Taxes can be a burden at any stage of life — both during your working years, as well as in retirement. But seniors tend to get especially caught off-guard by taxes, especially once they realize that the IRS gets a piece of everything from their pension income to their Social Security benefits.
If you're looking for a way to shield some of your earnings from the IRS, then you'll need to choose your investments wisely. And here's one option worth considering.
The upside of municipal bonds
If you're many years away from retirement, you shouldn't put a ton of money into bonds. Rather, you should focus on buying stocks, which tend to deliver a much higher return than bonds. You can also handle the volatility of stocks, given your age.

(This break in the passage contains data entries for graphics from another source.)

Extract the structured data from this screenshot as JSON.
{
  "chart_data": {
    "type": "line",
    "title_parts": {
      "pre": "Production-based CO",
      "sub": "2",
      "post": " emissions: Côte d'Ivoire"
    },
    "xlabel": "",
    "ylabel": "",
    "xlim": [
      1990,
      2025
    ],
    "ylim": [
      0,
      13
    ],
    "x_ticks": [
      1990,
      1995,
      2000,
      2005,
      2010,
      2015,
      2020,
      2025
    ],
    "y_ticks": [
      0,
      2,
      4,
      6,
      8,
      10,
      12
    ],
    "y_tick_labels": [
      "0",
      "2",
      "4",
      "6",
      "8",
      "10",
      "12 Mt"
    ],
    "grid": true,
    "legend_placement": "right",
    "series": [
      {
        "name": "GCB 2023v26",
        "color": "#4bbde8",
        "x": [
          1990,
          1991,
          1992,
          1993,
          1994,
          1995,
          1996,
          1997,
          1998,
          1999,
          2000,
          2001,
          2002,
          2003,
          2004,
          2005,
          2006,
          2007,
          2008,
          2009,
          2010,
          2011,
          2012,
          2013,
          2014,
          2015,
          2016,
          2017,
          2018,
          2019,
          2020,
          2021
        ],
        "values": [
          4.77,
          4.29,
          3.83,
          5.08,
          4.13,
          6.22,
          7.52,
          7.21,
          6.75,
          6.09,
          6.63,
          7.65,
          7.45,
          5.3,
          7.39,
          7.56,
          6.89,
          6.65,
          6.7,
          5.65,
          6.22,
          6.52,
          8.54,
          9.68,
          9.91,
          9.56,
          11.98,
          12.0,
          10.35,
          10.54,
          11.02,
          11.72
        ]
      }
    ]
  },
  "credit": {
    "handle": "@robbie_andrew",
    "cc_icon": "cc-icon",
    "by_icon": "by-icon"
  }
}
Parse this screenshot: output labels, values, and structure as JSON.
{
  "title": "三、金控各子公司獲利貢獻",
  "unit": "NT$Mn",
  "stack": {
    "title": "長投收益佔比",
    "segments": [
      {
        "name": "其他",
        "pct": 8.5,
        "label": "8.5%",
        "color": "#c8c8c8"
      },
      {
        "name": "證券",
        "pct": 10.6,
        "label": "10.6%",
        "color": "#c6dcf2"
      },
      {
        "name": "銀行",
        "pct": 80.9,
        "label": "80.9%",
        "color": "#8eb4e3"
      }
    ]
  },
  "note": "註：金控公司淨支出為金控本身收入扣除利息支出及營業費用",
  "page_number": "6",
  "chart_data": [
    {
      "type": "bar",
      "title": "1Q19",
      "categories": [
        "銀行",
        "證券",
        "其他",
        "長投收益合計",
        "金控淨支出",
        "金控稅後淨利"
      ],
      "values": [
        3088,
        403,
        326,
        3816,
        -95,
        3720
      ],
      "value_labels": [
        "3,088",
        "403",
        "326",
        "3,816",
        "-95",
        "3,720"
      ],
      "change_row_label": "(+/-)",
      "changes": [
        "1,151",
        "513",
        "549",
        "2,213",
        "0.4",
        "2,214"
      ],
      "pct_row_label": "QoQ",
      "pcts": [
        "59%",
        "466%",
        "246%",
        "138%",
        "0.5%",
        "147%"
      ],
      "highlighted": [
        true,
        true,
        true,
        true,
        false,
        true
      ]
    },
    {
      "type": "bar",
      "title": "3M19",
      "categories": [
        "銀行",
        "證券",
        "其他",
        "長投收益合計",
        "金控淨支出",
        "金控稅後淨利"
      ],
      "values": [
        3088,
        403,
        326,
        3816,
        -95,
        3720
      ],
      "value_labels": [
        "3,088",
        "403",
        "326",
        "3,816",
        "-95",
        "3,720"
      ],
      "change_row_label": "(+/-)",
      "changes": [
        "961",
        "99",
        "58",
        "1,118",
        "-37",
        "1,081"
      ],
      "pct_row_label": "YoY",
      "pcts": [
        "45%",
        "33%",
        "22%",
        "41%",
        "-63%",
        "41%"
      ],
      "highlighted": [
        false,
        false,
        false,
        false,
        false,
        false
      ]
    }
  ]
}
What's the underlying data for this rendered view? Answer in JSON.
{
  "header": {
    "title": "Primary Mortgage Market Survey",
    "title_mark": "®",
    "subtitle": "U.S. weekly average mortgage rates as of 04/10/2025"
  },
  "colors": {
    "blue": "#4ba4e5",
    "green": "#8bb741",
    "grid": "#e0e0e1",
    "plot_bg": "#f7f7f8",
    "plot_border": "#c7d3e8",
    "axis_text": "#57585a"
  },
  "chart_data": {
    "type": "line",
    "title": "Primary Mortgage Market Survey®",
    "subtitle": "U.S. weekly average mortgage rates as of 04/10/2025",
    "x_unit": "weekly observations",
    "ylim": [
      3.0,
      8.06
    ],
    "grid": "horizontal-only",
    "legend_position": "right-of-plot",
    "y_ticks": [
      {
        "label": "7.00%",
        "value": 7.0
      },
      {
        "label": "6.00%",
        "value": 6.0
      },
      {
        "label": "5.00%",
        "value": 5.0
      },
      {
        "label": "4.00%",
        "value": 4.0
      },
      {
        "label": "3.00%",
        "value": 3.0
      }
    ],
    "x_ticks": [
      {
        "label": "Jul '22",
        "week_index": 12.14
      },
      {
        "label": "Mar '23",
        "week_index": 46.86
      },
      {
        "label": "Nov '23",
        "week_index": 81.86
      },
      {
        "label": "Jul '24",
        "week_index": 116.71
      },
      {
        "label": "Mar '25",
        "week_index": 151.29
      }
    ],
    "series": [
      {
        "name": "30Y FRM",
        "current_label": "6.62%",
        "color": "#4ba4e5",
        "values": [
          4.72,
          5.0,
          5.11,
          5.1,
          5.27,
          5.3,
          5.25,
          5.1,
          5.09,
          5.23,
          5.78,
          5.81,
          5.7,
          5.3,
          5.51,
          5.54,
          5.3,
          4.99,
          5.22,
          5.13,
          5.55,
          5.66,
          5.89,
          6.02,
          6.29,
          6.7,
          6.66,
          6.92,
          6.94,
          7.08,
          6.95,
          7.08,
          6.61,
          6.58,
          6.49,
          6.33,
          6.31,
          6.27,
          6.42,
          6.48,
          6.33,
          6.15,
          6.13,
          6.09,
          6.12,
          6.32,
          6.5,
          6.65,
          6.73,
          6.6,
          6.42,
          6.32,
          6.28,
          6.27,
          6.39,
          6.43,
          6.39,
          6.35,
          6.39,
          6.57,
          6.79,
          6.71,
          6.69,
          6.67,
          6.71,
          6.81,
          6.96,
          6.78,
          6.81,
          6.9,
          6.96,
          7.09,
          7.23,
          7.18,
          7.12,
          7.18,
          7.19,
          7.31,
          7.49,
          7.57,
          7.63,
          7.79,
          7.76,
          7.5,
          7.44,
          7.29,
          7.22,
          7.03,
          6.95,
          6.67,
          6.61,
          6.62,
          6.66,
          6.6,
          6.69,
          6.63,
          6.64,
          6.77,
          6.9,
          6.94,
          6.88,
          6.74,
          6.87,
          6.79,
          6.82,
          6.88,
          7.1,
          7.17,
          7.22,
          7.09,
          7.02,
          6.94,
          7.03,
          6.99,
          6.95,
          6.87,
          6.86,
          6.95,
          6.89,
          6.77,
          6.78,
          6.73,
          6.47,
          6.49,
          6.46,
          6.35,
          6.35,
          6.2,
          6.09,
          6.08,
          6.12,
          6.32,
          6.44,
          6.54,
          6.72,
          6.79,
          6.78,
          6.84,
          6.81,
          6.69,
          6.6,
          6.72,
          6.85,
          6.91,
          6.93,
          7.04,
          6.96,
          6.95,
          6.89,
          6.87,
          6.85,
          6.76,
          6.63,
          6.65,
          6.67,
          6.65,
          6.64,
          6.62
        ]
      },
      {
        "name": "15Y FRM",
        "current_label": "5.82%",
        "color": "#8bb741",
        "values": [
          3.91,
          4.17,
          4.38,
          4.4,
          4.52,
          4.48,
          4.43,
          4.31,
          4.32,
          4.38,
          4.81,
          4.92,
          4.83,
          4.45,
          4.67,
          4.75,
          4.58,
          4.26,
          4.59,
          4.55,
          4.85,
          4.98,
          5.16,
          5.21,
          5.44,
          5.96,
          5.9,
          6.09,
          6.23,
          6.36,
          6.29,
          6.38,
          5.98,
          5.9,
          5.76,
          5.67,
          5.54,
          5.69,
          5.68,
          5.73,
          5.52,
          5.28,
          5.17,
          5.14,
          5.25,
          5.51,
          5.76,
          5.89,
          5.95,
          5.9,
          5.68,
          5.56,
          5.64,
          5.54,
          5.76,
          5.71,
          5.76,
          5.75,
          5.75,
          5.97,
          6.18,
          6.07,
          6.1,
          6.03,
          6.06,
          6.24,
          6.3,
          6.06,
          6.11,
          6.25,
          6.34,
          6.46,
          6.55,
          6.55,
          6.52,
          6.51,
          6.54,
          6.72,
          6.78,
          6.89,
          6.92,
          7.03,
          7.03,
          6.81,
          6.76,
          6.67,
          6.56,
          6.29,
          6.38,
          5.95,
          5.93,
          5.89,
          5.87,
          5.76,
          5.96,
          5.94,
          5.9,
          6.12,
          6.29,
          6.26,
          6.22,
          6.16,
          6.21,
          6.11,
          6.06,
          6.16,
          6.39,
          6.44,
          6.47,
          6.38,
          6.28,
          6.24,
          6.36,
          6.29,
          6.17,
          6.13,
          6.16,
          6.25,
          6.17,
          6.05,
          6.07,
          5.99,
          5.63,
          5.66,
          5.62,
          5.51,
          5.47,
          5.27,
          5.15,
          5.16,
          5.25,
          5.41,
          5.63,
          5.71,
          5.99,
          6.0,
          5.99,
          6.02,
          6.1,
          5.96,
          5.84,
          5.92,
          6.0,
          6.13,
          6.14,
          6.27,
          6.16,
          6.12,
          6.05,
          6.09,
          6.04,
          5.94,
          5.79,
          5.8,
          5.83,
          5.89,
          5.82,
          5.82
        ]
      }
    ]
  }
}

But if you're nearing retirement, bonds are a good bet for your portfolio — specifically, municipal bonds. First, like all bonds, they make interest payments on a regular basis. That's a good way to secure a steady stream of income for your senior years to supplement your Social Security benefits and retirement-plan withdrawals.
But also, municipal bond interest is always tax-free at the federal level. And if you buy municipal bonds that are issued by your state of residence, you won't be taxed on your interest payments at the state or local level, either.
Say you enter retirement with enough money in your IRA or 401(k) plan to withdraw $20,000 a year, and you're also entitled to $20,000 a year in Social Security income, for a total annual income of $40,000. That may seem like a decent chunk of cash — until you realize you're subject to taxes on all of it. (Remember, retirement-plan withdrawals are only tax-free if you've saved in a Roth account).
On the other hand, say that in addition to your $40,000 of taxable retirement income, you also own municipal bonds that pay you $3,000 in interest each year. If that $3,000 is completely tax-free, it'll serve as a nice cushion and won't add to a tax burden that already exists or push you into a higher tax bracket than you'd like to be in.
Furthermore, while it makes sense to go heavy on municipal bonds if you're nearing or in retirement, they're also a suitable investment if you're younger. Granted, you'll only want to tie up a smaller percentage of your money in bonds, because as mentioned earlier, you'll need stocks to help ensure that your money grows at a decent pace.
But that doesn't mean you can't own any bonds when you're younger. If you want that diversity in your portfolio, plus the guaranteed income of those regular interest payments, then municipal bonds make sense. That way, you don't add to your tax burden at a time when it may be growing.
Though there's no such thing as a risk-free investment, municipal bonds are among the least volatile places to put your money. And if you like the idea of generating some tax-free income in your portfolio, then they're really a solid bet.